Did South Carolina really rebel and leave the Union over trade protection?

A truthful response might go like this:  Well, no, not really. No other states were much interested, and President Andrew Jackson, a southerner, by the way, threatened to send in the army.  The action became just talk and eventually died down.

So the only institution southern politicians feared for in 1860 was slavery?  So the rebellion is about slavery after all.

Here the defender of the indefensible would be left with nothing but denials and circular talk, leaving slavery as the only justification standing.

It is hard today to imagine Americans at war with each other, slaughtering each other for the better part of four years and over half a million people.  It took a mighty polarizing canker at the heart of the nation to allow it.

It may be easier to imagine American politics getting all pushed into an impossible situation by failure to come to grips with a monumental problem that only grew worse.  It was clear in the mid-1800s that slavery was unsustainable socially, politically, and even economically.  It was poisoning American government and society and polarizing the nation, but neither Congress nor President was willing to take it on directly.  Sure, there were several grand compromises, the heart of which was to avoid the problem rather than solve it.  The problem was pushed off to another day for someone else to solve.
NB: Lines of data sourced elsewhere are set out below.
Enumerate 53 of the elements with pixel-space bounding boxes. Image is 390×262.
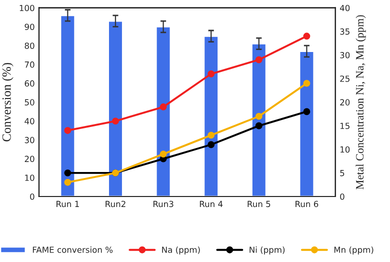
x-tick-label: Run 6	[296, 200, 318, 208]
x-tick-label: Run 5	[248, 200, 270, 208]
point	[208, 141, 215, 148]
x-tick-label: Run 4	[200, 200, 223, 208]
y-tick-label: 100	[20, 4, 34, 12]
point	[208, 70, 215, 78]
point	[160, 103, 167, 110]
bar	[155, 26, 172, 196]
y2-tick-label: 0	[340, 193, 344, 200]
point	[303, 108, 310, 116]
point	[255, 56, 262, 64]
bar	[251, 43, 267, 196]
y2-axis-title: Metal Concentration Ni, Na, Mn (ppm)	[356, 15, 366, 190]
point	[303, 80, 310, 87]
x-tick-label: Run 1	[56, 200, 79, 208]
y-tick-label: 0	[30, 193, 34, 200]
bar	[108, 20, 124, 196]
y2-tick-label: 20	[340, 99, 350, 106]
x-tick-label: Run3	[153, 200, 174, 208]
y2-tick-label: 5	[340, 170, 344, 176]
legend-label: Ni (ppm)	[250, 246, 285, 254]
y-tick-label: 60	[24, 80, 34, 87]
point	[208, 132, 215, 139]
point	[64, 178, 72, 186]
legend-label: Na (ppm)	[162, 246, 200, 254]
y-tick-label: 20	[24, 156, 34, 162]
bar	[203, 35, 219, 196]
y-tick-label: 90	[24, 24, 34, 30]
y-tick-label: 10	[25, 174, 34, 181]
point	[112, 118, 119, 125]
y2-tick-label: 25	[340, 76, 350, 82]
y-tick-label: 70	[24, 61, 34, 68]
point	[303, 32, 310, 40]
y2-tick-label: 10	[340, 146, 350, 153]
y-tick-label: 40	[24, 118, 34, 124]
y2-tick-label: 35	[340, 28, 350, 35]
legend-label: Mn (ppm)	[334, 246, 374, 254]
point	[64, 169, 72, 176]
legend-label: FAME conversion %	[32, 246, 113, 253]
y-tick-label: 30	[24, 136, 34, 144]
x-tick-label: Run2	[106, 200, 126, 208]
point	[64, 127, 72, 134]
y-tick-label: 50	[24, 99, 34, 106]
y-tick-label: 80	[24, 42, 34, 49]
point	[255, 122, 262, 130]
y2-tick-label: 40	[340, 4, 350, 12]
bar	[298, 50, 315, 196]
point	[160, 150, 167, 158]
point	[255, 112, 262, 120]
y2-tick-label: 30	[340, 52, 350, 58]
bar	[60, 14, 76, 196]
y-axis-title: Conversion (%)	[2, 62, 14, 142]
y2-tick-label: 15	[340, 122, 350, 130]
Keeping millions of people in servitude was increasingly untenable and at odds with the governing morality of the nation, the morality that comprised the central spirit of both the Declaration of Independence and the Constitution.  Neither of those documents ended slavery, but both set in place governing principles intolerable with slavery and that progressively undermined it.  That is why it took one last grand breaking of the Constitution—the southern rebellion—to try to preserve slavery.  Fortunately it was met by an even greater struggle to enforce the Constitution and as a result bring an end to the South’s “peculiar institution.”

We should be able to imagine that kind of an exercise in political catastrophe, because we have a no less intolerable situation threatening our nation today, a situation that only grows worse by the month as too many leading politicians fail to address it.  Those who try are lambasted by a media sympathetic to the whole evil business.  We have our grand compromises that in fact do very little other than put off dealing with the real problem.  The social welfare society of Franklin Delano Roosevelt and his political heirs down to President Obama cannot be afforded by any nation, not even the United States, the wealthiest and most prosperous of them all.  A much less prosperous Europe is coming unglued over their social welfare system.  The process of buying votes with government programs and benefits paid for by future generations may make for temporarily clever politics, but it is fundamentally immoral, destructive of society and individual character, and economically unsound and unsustainable. 

President Obama hopes to buy a few more years before the day of reckoning (enough to get him past 2012 elections) by talking of taxing the rich.  Unless he is stupid, he knows that higher taxes—whether on the rich or anyone else—cannot solve the problem.  Today 48% of the population pays little or no net Federal taxes.  What happens to our republic when the line crosses 50% and the majority come to believe that they can live by taxing the rest of the population?  How long will the working minority put up with that modern slavery?

But here is another slavery that the government welfare society is creating.  Even if we stop the whole process now, ending all government deficits where they are—no new debt—my children and grandchildren will still have to be twice as productive as we are today just to maintain current standards of living.  Today there are 4 workers for every retired person in America.  Current projections show that during my time in retirement (should I ever reach it) there will come the day when there are only 2 workers for every retired person.  At that time, more than half the production of my grandchildren will go to support other people and pay the debts piled up in many cases before the children of today and tomorrow were born.

Anyone care to predict how America’s social fabric will be held together then?